I don't find any problem with the article per se, though I suspect some people are reading too much into it. The gist of the article is the vast majority of social scientists are to say the least, liberal. The social scientist of the title says:
“Anywhere in the world that social psychologists see women or minorities underrepresented by a factor of two or three, our minds jump to discrimination as the explanation,” said Dr. Haidt, who called himself a longtime liberal turned centrist. “But when we find out that conservatives are underrepresented among us by a factor of more than 100, suddenly everyone finds it quite easy to generate alternate explanations.”IMHO, sometimes an organization does exercise bias towards a group of people, and sometimes there are alternative explanations.
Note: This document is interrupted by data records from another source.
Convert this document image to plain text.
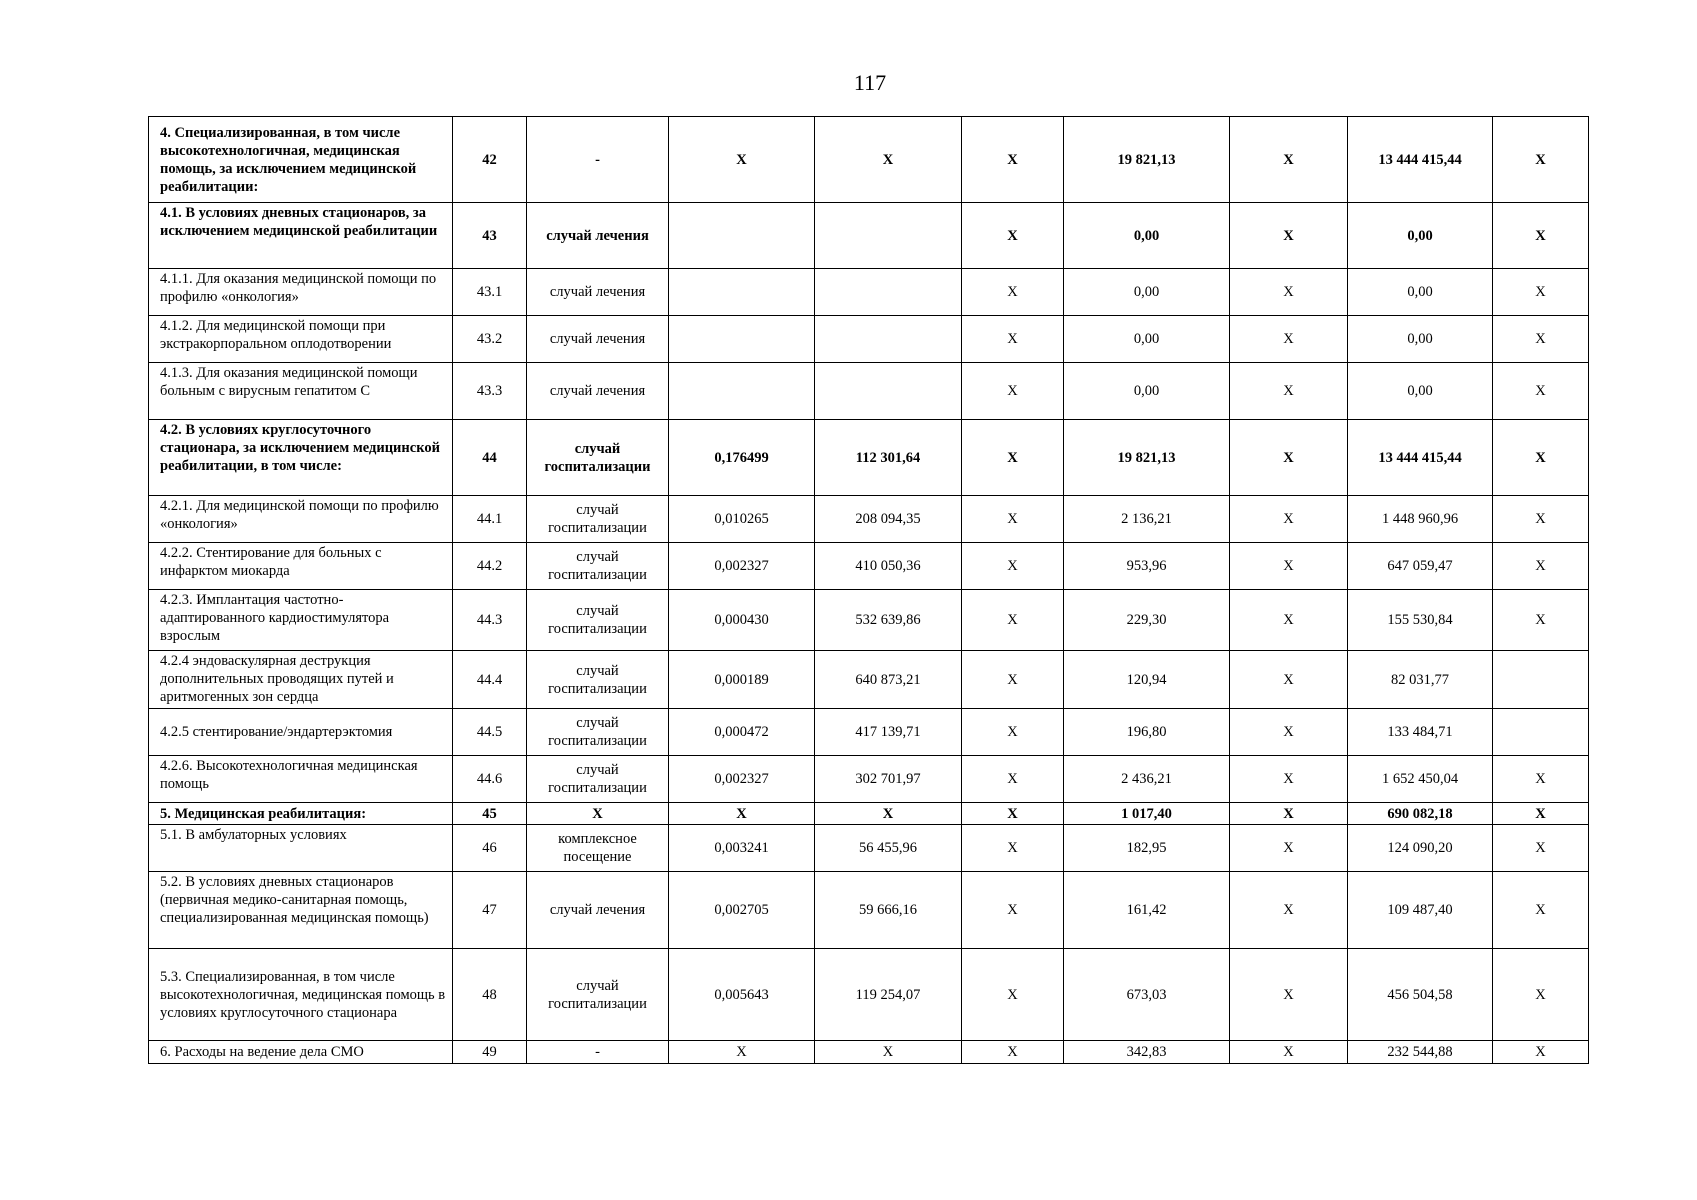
117
4. Специализированная, в том числе высокотехнологичная, медицинская помощь, за исключением медицинской реабилитации:	42	-	Х	Х	Х	19 821,13	Х	13 444 415,44	Х
4.1. В условиях дневных стационаров, за исключением медицинской реабилитации	43	случай лечения			Х	0,00	Х	0,00	Х
4.1.1. Для оказания медицинской помощи по профилю «онкология»	43.1	случай лечения			Х	0,00	Х	0,00	Х
4.1.2. Для медицинской помощи при экстракорпоральном оплодотворении	43.2	случай лечения			Х	0,00	Х	0,00	Х
4.1.3. Для оказания медицинской помощи больным с вирусным гепатитом С	43.3	случай лечения			Х	0,00	Х	0,00	Х
4.2. В условиях круглосуточного стационара, за исключением медицинской реабилитации, в том числе:	44	случай госпитализации	0,176499	112 301,64	Х	19 821,13	Х	13 444 415,44	Х
4.2.1. Для медицинской помощи по профилю «онкология»	44.1	случай госпитализации	0,010265	208 094,35	Х	2 136,21	Х	1 448 960,96	Х
4.2.2. Стентирование для больных с инфарктом миокарда	44.2	случай госпитализации	0,002327	410 050,36	Х	953,96	Х	647 059,47	Х
4.2.3. Имплантация частотно-адаптированного кардиостимулятора взрослым	44.3	случай госпитализации	0,000430	532 639,86	Х	229,30	Х	155 530,84	Х
4.2.4 эндоваскулярная деструкция дополнительных проводящих путей и аритмогенных зон сердца	44.4	случай госпитализации	0,000189	640 873,21	Х	120,94	Х	82 031,77	
4.2.5 стентирование/эндартерэктомия	44.5	случай госпитализации	0,000472	417 139,71	Х	196,80	Х	133 484,71	
4.2.6. Высокотехнологичная медицинская помощь	44.6	случай госпитализации	0,002327	302 701,97	Х	2 436,21	Х	1 652 450,04	Х
5. Медицинская реабилитация:	45	Х	Х	Х	Х	1 017,40	Х	690 082,18	Х
5.1. В амбулаторных условиях	46	комплексное посещение	0,003241	56 455,96	Х	182,95	Х	124 090,20	Х
5.2. В условиях дневных стационаров (первичная медико-санитарная помощь, специализированная медицинская помощь)	47	случай лечения	0,002705	59 666,16	Х	161,42	Х	109 487,40	Х
5.3. Специализированная, в том числе высокотехнологичная, медицинская помощь в условиях круглосуточного стационара	48	случай госпитализации	0,005643	119 254,07	Х	673,03	Х	456 504,58	Х
6. Расходы на ведение дела СМО	49	-	Х	Х	Х	342,83	Х	232 544,88	Х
The article points out that
Larry Summers, then president of Harvard, was ostracized in 2005 for wondering publicly whether the preponderance of male professors in some top math and science departments might be due partly to the larger variance in I.Q. scores among men (meaning there are more men at the very high and very low ends). The outrage ultimately led to his resignation.Possibly a huge overreaction (there could be important facts in the case I don't know), Anyway, I suppose the Obama administration is to be commended for taking him on as director of the National Economic Council? Summers is about to return to his Harvard professorship (no longer as president) because if he stayed away any longer he would lose his tenure.
Why would social scientists be liberal? What is the point of being a social scientist unless it has some potential application. What would such applications look like? Maybe tending in the direction of "social engineering"? Anyway, the discipline seems to be largely about understanding, and dare I say, the diversity of human culture. It is not about a "good vs evil" world view, which I think might put off many varieties of conservative.